The Four Red Roses
by Francis Carr
The Four Red Roses; part imaginary blood and thunder adventure story, and part a possible explanation of real and terrible events that remain veiled in secrecy to this day. A reflection on the morality of revenge by the individual, rather than the State, and the justification for retribution when society is prevented by institutionalised evil from exercising its moral obligations.
In The French Alps, author Francis Carr enters a small – but very real – post office, displaying poster images of over twenty babies and children, lost during the previous ten years in the surrounding area, and still missing. How was this possible and why? What lay behind this terrible record of events? How could a community have come to terms with the grief and anguish that these disappearances must have caused? What had these murdered victims stumbled across, which merited a death sentence to silence them? What involvement must there have been by those in authority, resulting in bungled investigations, delays, and whitewash, in apparent hopes the events would fade from the collective memory and eventually be forgotten?

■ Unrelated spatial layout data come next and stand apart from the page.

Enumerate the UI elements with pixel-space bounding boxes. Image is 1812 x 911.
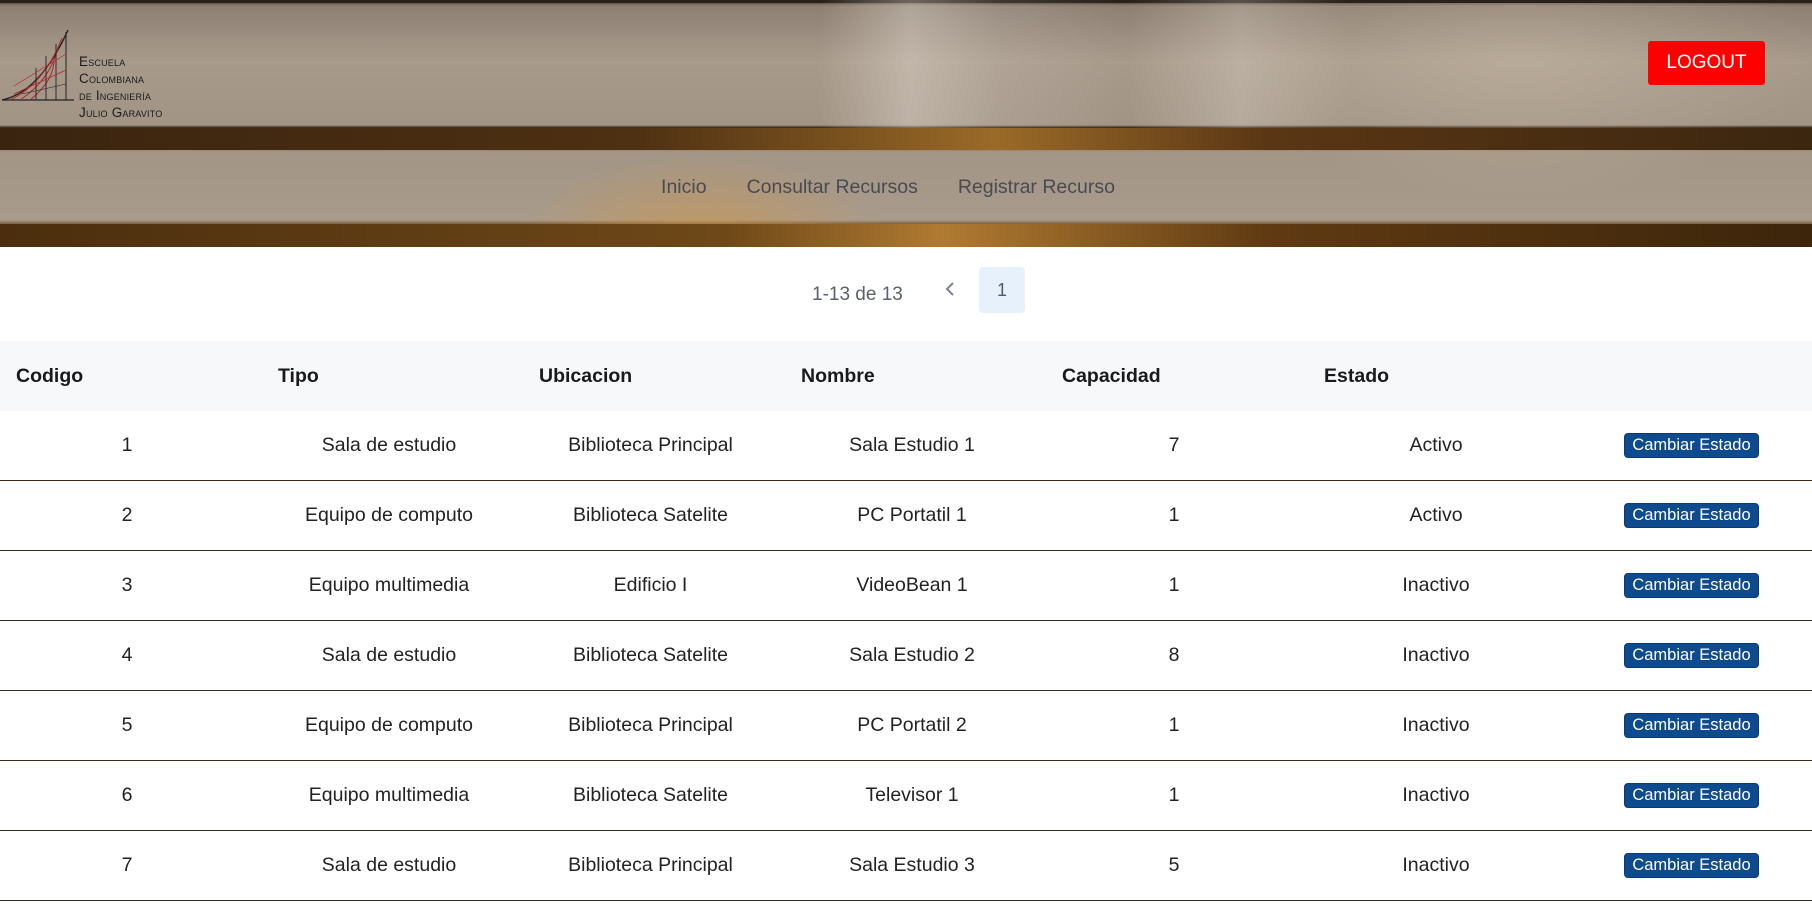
cell-codigo: 6 [121, 784, 133, 806]
column-header-codigo[interactable]: Codigo [0, 365, 254, 388]
cell-estado: Inactivo [1402, 784, 1470, 806]
cell-capacidad: 1 [1168, 714, 1180, 736]
cell-ubicacion: Biblioteca Satelite [572, 504, 728, 526]
cell-tipo: Sala de estudio [321, 644, 457, 666]
cell-estado: Activo [1409, 504, 1463, 526]
column-header-tipo[interactable]: Tipo [254, 365, 516, 388]
cell-ubicacion: Edificio I [613, 574, 688, 596]
table-row: 6 Equipo multimedia Biblioteca Satelite … [0, 761, 1812, 831]
page-button-current[interactable]: 1 [979, 267, 1025, 313]
logo-line-3: de Ingeniería [79, 88, 152, 103]
header-background-light-2 [1130, 0, 1350, 128]
nav-item-inicio[interactable]: Inicio [661, 176, 707, 199]
table-row: 3 Equipo multimedia Edificio I VideoBean… [0, 551, 1812, 621]
cell-action: Cambiar Estado [1571, 503, 1812, 528]
cell-codigo: 3 [121, 574, 133, 596]
cell-action: Cambiar Estado [1571, 783, 1812, 808]
cell-nombre: Sala Estudio 3 [849, 854, 975, 876]
cell-estado: Inactivo [1402, 714, 1470, 736]
logout-button[interactable]: LOGOUT [1648, 41, 1765, 85]
resources-table: Codigo Tipo Ubicacion Nombre Capacidad E… [0, 341, 1812, 901]
logo-text: Escuela Colombiana de Ingeniería Julio G… [79, 53, 162, 121]
table-row: 7 Sala de estudio Biblioteca Principal S… [0, 831, 1812, 901]
column-header-capacidad[interactable]: Capacidad [1038, 365, 1300, 388]
cell-capacidad: 8 [1168, 644, 1180, 666]
cell-ubicacion: Biblioteca Principal [568, 854, 733, 876]
cell-action: Cambiar Estado [1571, 853, 1812, 878]
cell-tipo: Equipo multimedia [308, 574, 470, 596]
cell-estado: Activo [1409, 434, 1463, 456]
cell-estado: Inactivo [1402, 574, 1470, 596]
cell-nombre: Televisor 1 [865, 784, 959, 806]
column-header-estado[interactable]: Estado [1300, 365, 1562, 388]
cell-codigo: 1 [121, 434, 133, 456]
header-background-light [820, 0, 1120, 128]
table-header: Codigo Tipo Ubicacion Nombre Capacidad E… [0, 341, 1812, 411]
cell-nombre: PC Portatil 1 [857, 504, 967, 526]
logo-emblem-icon [1, 29, 74, 101]
main-nav: Inicio Consultar Recursos Registrar Recu… [0, 150, 1812, 224]
cell-tipo: Sala de estudio [321, 434, 457, 456]
cell-capacidad: 1 [1168, 574, 1180, 596]
change-state-button[interactable]: Cambiar Estado [1624, 573, 1759, 598]
pagination-range: 1-13 de 13 [812, 284, 903, 305]
cell-capacidad: 1 [1168, 504, 1180, 526]
cell-action: Cambiar Estado [1571, 643, 1812, 668]
change-state-button[interactable]: Cambiar Estado [1624, 783, 1759, 808]
cell-codigo: 2 [121, 504, 133, 526]
chevron-left-icon [945, 282, 954, 296]
cell-estado: Inactivo [1402, 854, 1470, 876]
cell-nombre: Sala Estudio 2 [849, 644, 975, 666]
change-state-button[interactable]: Cambiar Estado [1624, 503, 1759, 528]
cell-capacidad: 5 [1168, 854, 1180, 876]
pagination: 1-13 de 13 [0, 266, 1812, 314]
cell-ubicacion: Biblioteca Satelite [572, 784, 728, 806]
table-row: 1 Sala de estudio Biblioteca Principal S… [0, 411, 1812, 481]
cell-capacidad: 7 [1168, 434, 1180, 456]
cell-nombre: PC Portatil 2 [857, 714, 967, 736]
column-header-nombre[interactable]: Nombre [777, 365, 1038, 388]
university-logo: Escuela Colombiana de Ingeniería Julio G… [0, 24, 200, 120]
logo-line-1: Escuela [79, 54, 126, 69]
cell-tipo: Equipo de computo [304, 504, 474, 526]
column-header-ubicacion[interactable]: Ubicacion [516, 365, 777, 388]
cell-nombre: VideoBean 1 [856, 574, 968, 596]
cell-ubicacion: Biblioteca Principal [568, 714, 733, 736]
table-row: 5 Equipo de computo Biblioteca Principal… [0, 691, 1812, 761]
cell-codigo: 4 [121, 644, 133, 666]
cell-codigo: 7 [121, 854, 133, 876]
cell-action: Cambiar Estado [1571, 713, 1812, 738]
prev-page-button[interactable] [936, 276, 964, 302]
cell-codigo: 5 [121, 714, 133, 736]
nav-item-registrar-recurso[interactable]: Registrar Recurso [958, 176, 1115, 199]
table-row: 2 Equipo de computo Biblioteca Satelite … [0, 481, 1812, 551]
cell-capacidad: 1 [1168, 784, 1180, 806]
change-state-button[interactable]: Cambiar Estado [1624, 433, 1759, 458]
header-bottom-band [0, 224, 1812, 247]
logo-line-4: Julio Garavito [79, 105, 163, 120]
change-state-button[interactable]: Cambiar Estado [1624, 643, 1759, 668]
cell-tipo: Sala de estudio [321, 854, 457, 876]
change-state-button[interactable]: Cambiar Estado [1624, 853, 1759, 878]
cell-estado: Inactivo [1402, 644, 1470, 666]
cell-nombre: Sala Estudio 1 [849, 434, 975, 456]
header-divider-band [0, 128, 1812, 150]
cell-tipo: Equipo multimedia [308, 784, 470, 806]
nav-item-consultar-recursos[interactable]: Consultar Recursos [747, 176, 918, 199]
change-state-button[interactable]: Cambiar Estado [1624, 713, 1759, 738]
table-row: 4 Sala de estudio Biblioteca Satelite Sa… [0, 621, 1812, 691]
cell-tipo: Equipo de computo [304, 714, 474, 736]
cell-action: Cambiar Estado [1571, 433, 1812, 458]
logo-line-2: Colombiana [79, 71, 145, 86]
cell-action: Cambiar Estado [1571, 573, 1812, 598]
cell-ubicacion: Biblioteca Satelite [572, 644, 728, 666]
header-banner: Escuela Colombiana de Ingeniería Julio G… [0, 0, 1812, 247]
cell-ubicacion: Biblioteca Principal [568, 434, 733, 456]
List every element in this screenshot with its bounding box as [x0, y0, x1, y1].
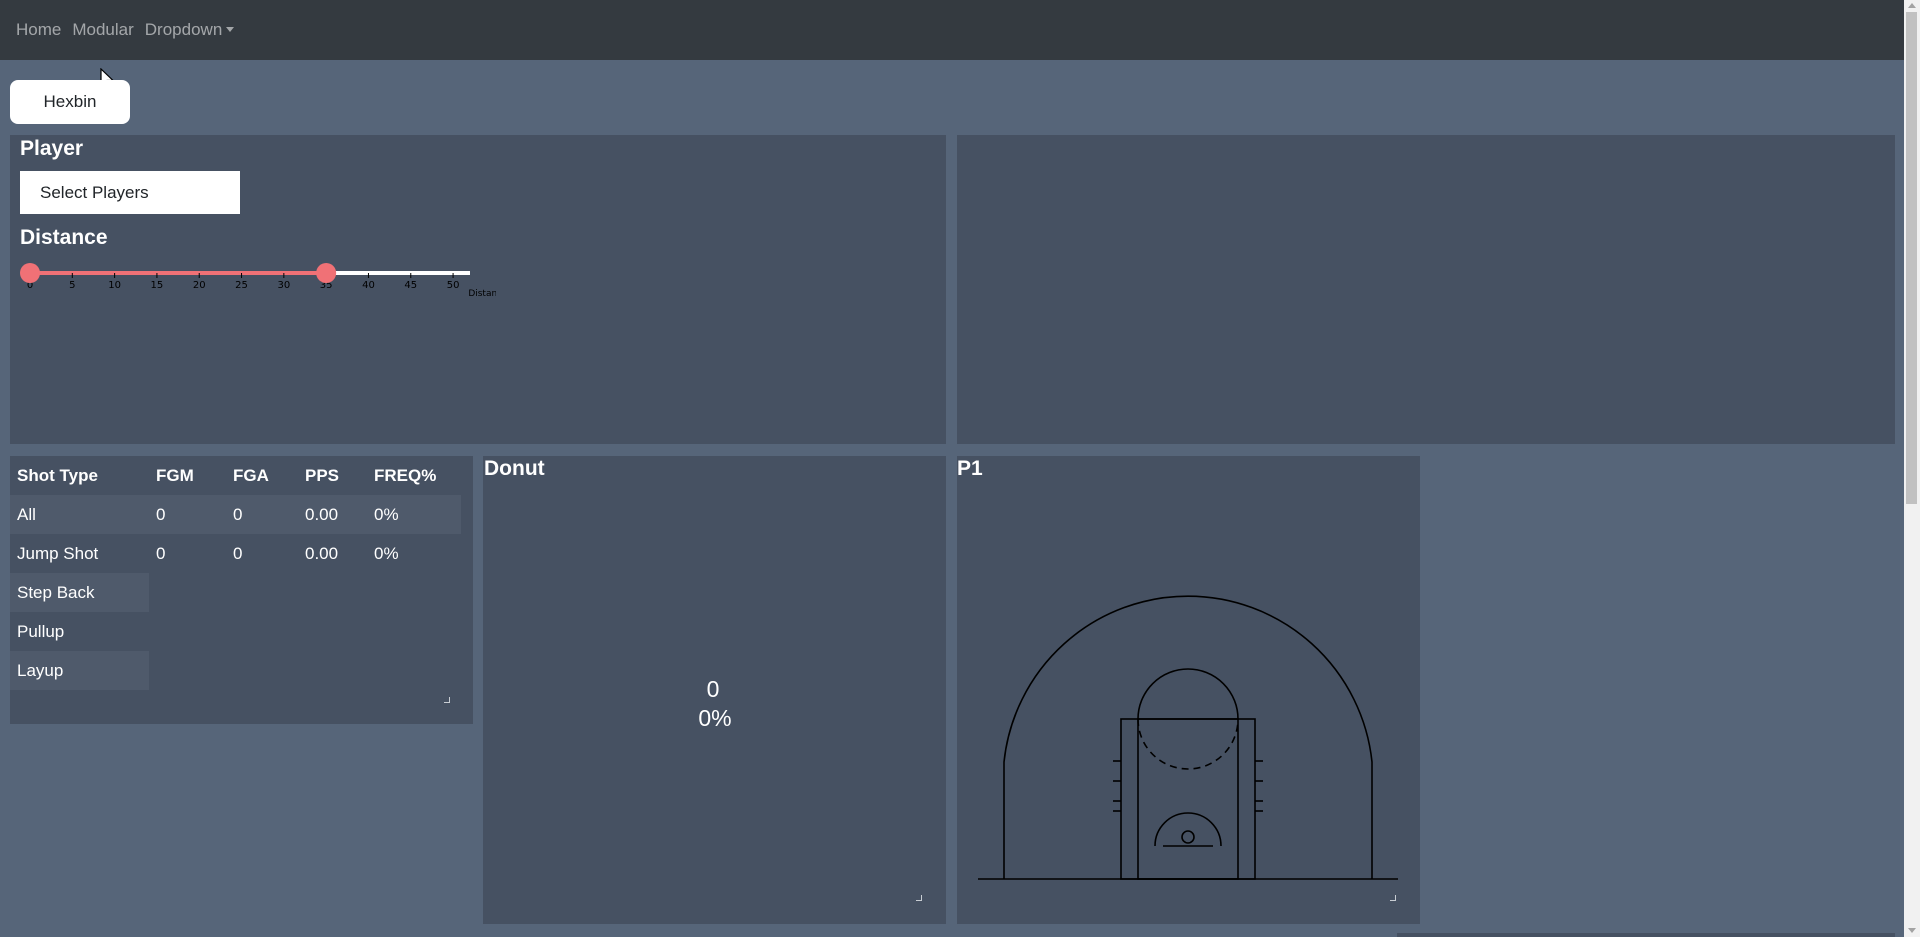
row-pullup-type: Pullup: [17, 621, 65, 641]
rim: [1181, 830, 1195, 844]
row-jump-shot-fga: 0: [233, 543, 243, 563]
row-jump-shot-fgm: 0: [156, 543, 166, 563]
nav-home-link[interactable]: Home: [16, 20, 61, 40]
table-row[interactable]: All 0 0 0.00 0%: [10, 495, 461, 534]
distance-slider[interactable]: 05101520253035404550Distance: [16, 258, 496, 304]
row-all-type: All: [10, 495, 149, 534]
slider-tick-label: 25: [235, 280, 248, 291]
table-row[interactable]: Layup: [10, 651, 461, 690]
chart-panel-right: [957, 135, 1895, 444]
row-jump-shot-type: Jump Shot: [17, 543, 99, 563]
slider-tick-label: 50: [447, 280, 460, 291]
header-fgm: FGM: [156, 465, 194, 485]
slider-tick-label: 5: [69, 280, 75, 291]
header-fga: FGA: [233, 465, 269, 485]
row-jump-shot-freq: 0%: [374, 543, 399, 563]
slider-tick-label: 45: [404, 280, 417, 291]
table-row[interactable]: Jump Shot 0 0 0.00 0%: [10, 534, 461, 573]
row-all-pps: 0.00: [298, 495, 367, 534]
donut-title: Donut: [484, 457, 545, 480]
slider-axis-label: Distance: [468, 289, 496, 299]
slider-tick-label: 30: [277, 280, 290, 291]
restricted-area: [1154, 812, 1222, 847]
table-row[interactable]: Pullup: [10, 612, 461, 651]
navbar: Home Modular Dropdown: [0, 0, 1904, 60]
slider-tick-label: 40: [362, 280, 375, 291]
basketball-court: [978, 595, 1398, 880]
table-row[interactable]: Step Back: [10, 573, 461, 612]
paint-inner: [1137, 718, 1239, 880]
scroll-down-icon[interactable]: [1908, 928, 1916, 933]
table-resize-handle[interactable]: [444, 697, 450, 703]
three-point-line: [1003, 595, 1373, 879]
nav-dropdown-toggle[interactable]: Dropdown: [145, 20, 235, 40]
player-title: Player: [20, 137, 84, 160]
row-step-back-type: Step Back: [10, 573, 149, 612]
panel-edge-bottom: [1397, 933, 1895, 937]
header-pps: PPS: [305, 465, 340, 485]
donut-resize-handle[interactable]: [916, 895, 922, 901]
free-throw-circle-bottom: [1137, 718, 1239, 770]
slider-tick-label: 15: [151, 280, 164, 291]
row-all-fgm: 0: [149, 495, 226, 534]
row-all-freq: 0%: [367, 495, 461, 534]
slider-tick-label: 20: [193, 280, 206, 291]
hexbin-button[interactable]: Hexbin: [10, 80, 130, 124]
header-shot-type: Shot Type: [17, 465, 98, 485]
row-all-fga: 0: [226, 495, 298, 534]
row-layup-type: Layup: [10, 651, 149, 690]
scroll-up-icon[interactable]: [1908, 3, 1916, 8]
player-select[interactable]: Select Players: [20, 171, 240, 214]
donut-center-value: 0: [706, 676, 720, 702]
header-freq: FREQ%: [374, 465, 437, 485]
slider-tick-label: 10: [108, 280, 121, 291]
distance-title: Distance: [20, 226, 108, 249]
shot-type-table: Shot Type FGM FGA PPS FREQ% All 0 0 0.00…: [10, 456, 461, 690]
court-resize-handle[interactable]: [1390, 895, 1396, 901]
slider-handle-max[interactable]: [316, 263, 337, 283]
scrollbar-thumb[interactable]: [1906, 12, 1917, 504]
table-header-row: Shot Type FGM FGA PPS FREQ%: [10, 456, 461, 495]
chevron-down-icon: [226, 27, 235, 32]
nav-modular-link[interactable]: Modular: [72, 20, 133, 40]
nav-dropdown-label: Dropdown: [144, 20, 223, 39]
slider-handle-min[interactable]: [20, 263, 40, 283]
paint-outer: [1120, 718, 1256, 880]
free-throw-circle-top: [1137, 668, 1239, 720]
donut-center-percent: 0%: [698, 705, 732, 731]
row-jump-shot-pps: 0.00: [305, 543, 339, 563]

This real life experience remained in the author’s memory, adding to knowledge of other unexplained events in rural France, including the 1952 murder of Sir Jack Drummond and his family among other more recent and no less strange events in the treacherous mountainous regions.
The Four Red Roses provides one horrific explanation, and a proposed fight-back by two determined individuals, leaving the reader to decide on the morality of their actions, and that of those who realised what had been done in their name, and had granted absolution in the name of natural justice and the greater good.